While inflation gauges are expected to pick up steam this year, most notably in the second quarter, many economists—including those at the Federal Reserve—anticipate that annual price gains exceeding the central bank’s 2% target will prove temporary amid still-high unemployment.

Yet recent economic data and expectations of a potential $1.9 trillion in additional fiscal stimulus present upside risks to inflation expectations.

For instance, the health-care services component of the producer-price index, which feeds directly into the core personal consumption expenditures price index tracked by the Fed, surged in January. That introduces “upside risks to the Fed’s current forecast for core inflation,” said Brett Ryan, senior U.S. economist at Deutsche Bank AG.
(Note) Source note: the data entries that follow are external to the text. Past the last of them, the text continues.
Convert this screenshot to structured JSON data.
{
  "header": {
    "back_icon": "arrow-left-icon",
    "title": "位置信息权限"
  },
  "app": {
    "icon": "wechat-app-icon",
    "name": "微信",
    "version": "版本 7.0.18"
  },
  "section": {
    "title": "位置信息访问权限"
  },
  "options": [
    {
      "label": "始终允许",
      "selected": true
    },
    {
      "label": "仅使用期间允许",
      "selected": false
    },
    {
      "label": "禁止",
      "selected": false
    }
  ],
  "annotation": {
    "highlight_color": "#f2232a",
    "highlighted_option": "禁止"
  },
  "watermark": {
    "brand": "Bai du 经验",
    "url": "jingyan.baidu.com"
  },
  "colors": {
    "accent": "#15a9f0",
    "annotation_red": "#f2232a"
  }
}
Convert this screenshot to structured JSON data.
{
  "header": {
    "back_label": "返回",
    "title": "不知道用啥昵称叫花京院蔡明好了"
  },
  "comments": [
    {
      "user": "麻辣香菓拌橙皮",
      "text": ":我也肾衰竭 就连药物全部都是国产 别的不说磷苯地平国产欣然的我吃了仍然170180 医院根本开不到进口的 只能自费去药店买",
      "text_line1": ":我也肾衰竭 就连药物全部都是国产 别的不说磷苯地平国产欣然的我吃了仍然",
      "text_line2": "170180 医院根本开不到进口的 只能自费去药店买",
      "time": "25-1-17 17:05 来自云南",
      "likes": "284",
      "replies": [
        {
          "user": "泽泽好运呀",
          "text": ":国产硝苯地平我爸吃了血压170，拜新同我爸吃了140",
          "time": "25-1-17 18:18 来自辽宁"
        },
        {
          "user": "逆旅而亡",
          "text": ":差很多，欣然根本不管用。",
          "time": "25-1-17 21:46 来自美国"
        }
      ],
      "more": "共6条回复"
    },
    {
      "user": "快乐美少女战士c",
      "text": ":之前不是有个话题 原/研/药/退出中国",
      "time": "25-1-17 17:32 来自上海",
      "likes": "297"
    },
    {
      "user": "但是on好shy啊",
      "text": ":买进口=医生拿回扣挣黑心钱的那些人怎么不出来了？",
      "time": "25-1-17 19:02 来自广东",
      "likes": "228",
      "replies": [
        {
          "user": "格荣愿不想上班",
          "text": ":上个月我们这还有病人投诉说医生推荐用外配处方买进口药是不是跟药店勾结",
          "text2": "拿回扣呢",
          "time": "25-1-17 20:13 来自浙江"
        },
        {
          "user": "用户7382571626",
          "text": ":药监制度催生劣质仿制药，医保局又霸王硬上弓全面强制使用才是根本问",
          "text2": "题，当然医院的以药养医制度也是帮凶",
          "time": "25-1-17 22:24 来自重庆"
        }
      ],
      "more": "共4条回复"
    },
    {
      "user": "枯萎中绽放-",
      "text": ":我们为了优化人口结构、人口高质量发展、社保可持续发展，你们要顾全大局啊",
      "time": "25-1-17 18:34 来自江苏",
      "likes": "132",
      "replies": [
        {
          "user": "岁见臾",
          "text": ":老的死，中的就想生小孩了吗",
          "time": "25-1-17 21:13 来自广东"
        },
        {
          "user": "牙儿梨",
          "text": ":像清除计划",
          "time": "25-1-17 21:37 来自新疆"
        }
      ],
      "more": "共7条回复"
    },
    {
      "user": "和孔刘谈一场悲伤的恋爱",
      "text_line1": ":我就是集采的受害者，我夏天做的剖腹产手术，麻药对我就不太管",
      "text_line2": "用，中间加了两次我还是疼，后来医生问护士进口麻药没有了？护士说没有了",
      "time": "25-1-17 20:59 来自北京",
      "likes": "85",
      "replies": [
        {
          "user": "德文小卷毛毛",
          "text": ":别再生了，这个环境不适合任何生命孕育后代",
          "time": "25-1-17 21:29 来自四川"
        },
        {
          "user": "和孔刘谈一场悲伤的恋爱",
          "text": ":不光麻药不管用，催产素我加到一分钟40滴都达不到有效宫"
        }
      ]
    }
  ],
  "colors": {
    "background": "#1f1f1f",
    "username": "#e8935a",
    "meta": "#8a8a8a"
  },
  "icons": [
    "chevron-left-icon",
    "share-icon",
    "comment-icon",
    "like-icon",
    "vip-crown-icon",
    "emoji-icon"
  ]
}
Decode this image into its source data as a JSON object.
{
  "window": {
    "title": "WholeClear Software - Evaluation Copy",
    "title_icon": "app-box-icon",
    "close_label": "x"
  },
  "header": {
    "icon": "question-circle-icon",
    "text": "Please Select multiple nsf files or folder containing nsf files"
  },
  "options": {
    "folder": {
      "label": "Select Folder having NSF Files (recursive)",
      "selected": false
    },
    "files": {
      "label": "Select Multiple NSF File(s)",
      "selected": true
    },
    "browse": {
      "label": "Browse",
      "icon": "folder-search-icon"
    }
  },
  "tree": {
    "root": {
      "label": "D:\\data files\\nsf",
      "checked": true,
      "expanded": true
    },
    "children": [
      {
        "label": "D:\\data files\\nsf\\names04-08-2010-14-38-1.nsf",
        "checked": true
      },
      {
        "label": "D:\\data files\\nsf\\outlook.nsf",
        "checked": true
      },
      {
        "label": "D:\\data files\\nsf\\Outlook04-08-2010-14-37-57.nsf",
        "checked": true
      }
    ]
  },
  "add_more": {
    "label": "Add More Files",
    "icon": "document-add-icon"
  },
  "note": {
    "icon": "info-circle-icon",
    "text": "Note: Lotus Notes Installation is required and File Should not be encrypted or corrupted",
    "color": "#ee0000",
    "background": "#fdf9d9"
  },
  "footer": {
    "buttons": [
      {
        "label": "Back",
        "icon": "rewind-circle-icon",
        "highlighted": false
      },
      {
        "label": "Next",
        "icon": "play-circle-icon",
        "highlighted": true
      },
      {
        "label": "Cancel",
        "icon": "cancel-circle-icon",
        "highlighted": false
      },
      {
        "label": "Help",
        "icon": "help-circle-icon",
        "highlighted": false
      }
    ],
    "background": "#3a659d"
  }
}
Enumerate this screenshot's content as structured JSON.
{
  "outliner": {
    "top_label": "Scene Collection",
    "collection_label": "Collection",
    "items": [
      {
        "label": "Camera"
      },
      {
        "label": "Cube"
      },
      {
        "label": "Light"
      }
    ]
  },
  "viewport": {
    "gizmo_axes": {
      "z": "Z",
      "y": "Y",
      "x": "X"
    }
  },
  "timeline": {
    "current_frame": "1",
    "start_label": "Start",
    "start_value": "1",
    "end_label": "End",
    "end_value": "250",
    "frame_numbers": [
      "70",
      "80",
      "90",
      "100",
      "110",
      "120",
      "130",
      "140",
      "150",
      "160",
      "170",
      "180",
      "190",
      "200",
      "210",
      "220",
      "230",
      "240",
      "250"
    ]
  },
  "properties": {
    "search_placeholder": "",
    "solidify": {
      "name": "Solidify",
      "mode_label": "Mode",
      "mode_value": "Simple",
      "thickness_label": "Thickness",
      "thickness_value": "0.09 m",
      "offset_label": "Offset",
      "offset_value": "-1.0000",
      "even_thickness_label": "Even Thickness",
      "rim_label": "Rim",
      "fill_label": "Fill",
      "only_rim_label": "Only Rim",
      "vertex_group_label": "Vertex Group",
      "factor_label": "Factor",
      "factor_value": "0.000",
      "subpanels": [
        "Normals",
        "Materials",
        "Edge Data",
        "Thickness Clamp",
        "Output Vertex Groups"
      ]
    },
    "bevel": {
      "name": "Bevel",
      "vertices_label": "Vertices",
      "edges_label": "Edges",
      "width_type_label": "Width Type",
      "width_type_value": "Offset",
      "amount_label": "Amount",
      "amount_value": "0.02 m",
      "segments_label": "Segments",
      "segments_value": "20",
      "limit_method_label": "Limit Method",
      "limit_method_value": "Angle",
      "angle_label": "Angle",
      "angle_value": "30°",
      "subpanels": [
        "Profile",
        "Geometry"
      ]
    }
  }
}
If sustained, the Fed may reach its inflation goal sooner than anticipated, “potentially bringing forward the timing of tightening,” he said.

The Labor Department’s PPI report also showed the cost of lumber and other construction materials were up 10.4% from January of last year, the most in records. Softwood lumber alone has surged 73%. Price pressures have also developed within manufacturing, where materials costs rose in January by the most since 2018.

On Capitol Hill, Democrats are pressing forward on President Joe Biden’s $1.9 trillion relief plan. Many Republicans say the package is too big, and even Lawrence Summers, who served as Treasury secretary under President Bill Clinton and as a senior economic adviser to Barack Obama, has cautioned a package of that size could spur an inflationary outbreak.

The impact of the relief package passed in December was evident in the 5.3% jump in retail sales, as $600 stimulus payments lined the pockets of consumers. Many Americans, however, are saving rather than spending the latest relief checks, potential tinder for a resurgence in demand later this year for services that have been particularly hard hit by the pandemic.